Dragonfly Capital Secures $650M Fund to Drive Crypto Infrastructure and RWA Adoption

4 hour ago 4 sources positive

Key takeaways:

  • Dragonfly's $650M fund signals institutional conviction in blockchain's financial infrastructure pivot over consumer apps.
  • The shift from seed funding to public listings indicates crypto's maturation and reduced reliance on venture capital.
  • Focus on RWA tokenization and on-chain finance suggests a strategic bet on blockchain's integration with traditional assets.

Crypto venture capital firm Dragonfly Capital has successfully closed its fourth fund, raising $650 million to invest in blockchain infrastructure and real-world asset (RWA) tokenization projects. The announcement comes despite what the firm describes as a "mass extinction event" in the crypto venture landscape, characterized by higher interest rates and declining token prices that have significantly reduced the pool of active investors.

The new fund represents Dragonfly's continued commitment to the crypto sector, with a strategic shift away from consumer applications toward more traditional financial products built on blockchain technology. According to Fortune, the firm is targeting credit card-like services, money market-style funds, and tokens tied to real-world assets such as stocks and private credit.

"This is the biggest meta shift I can feel in my entire time in the industry," said Tom Schmidt, a general partner at Dragonfly, highlighting the firm's focus on financial infrastructure, stablecoins, on-chain finance, and tokenized RWAs. The fundraising was announced via an X post by fund general partner Rob Hadick, who echoed the challenging market conditions.

Dragonfly's fundraising history shows consistent growth: the firm raised approximately $100 million for its first fund in 2018, $225 million in 2021, and $650 million in 2022. The latest $650 million fund signals that substantial capital remains available for projects aiming to bridge blockchain technology with traditional finance, even during market downturns.

The broader crypto venture landscape has undergone significant transformation. While traditional early-stage venture deals slowed in 2025, capital has shifted toward public listings, private investments in public equity (PIPEs), debt raises, and post-IPO equity offerings. This indicates that more mature crypto companies are increasingly accessing public markets rather than relying solely on seed funding.
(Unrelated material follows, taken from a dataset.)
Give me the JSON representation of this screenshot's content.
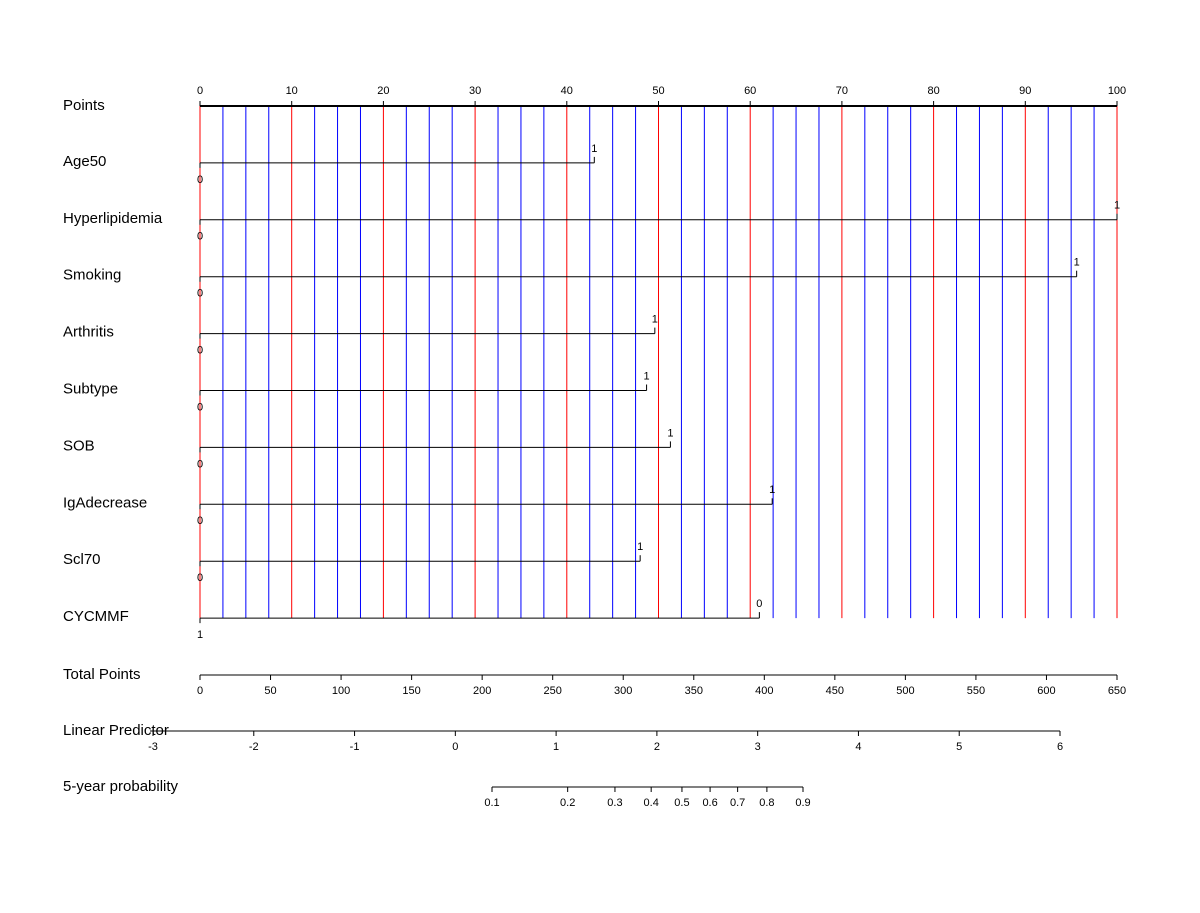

Data from The TIE reveals this trend is accelerating in 2026, with 111 crypto companies raising a combined $2.5 billion across IPOs, PIPEs, debt, and equity offerings in January alone. The sectors attracting the most investment include payments, exchanges, digital asset treasuries, and trading services, reflecting a clear pivot toward financial infrastructure rather than layer-1 blockchains or consumer applications.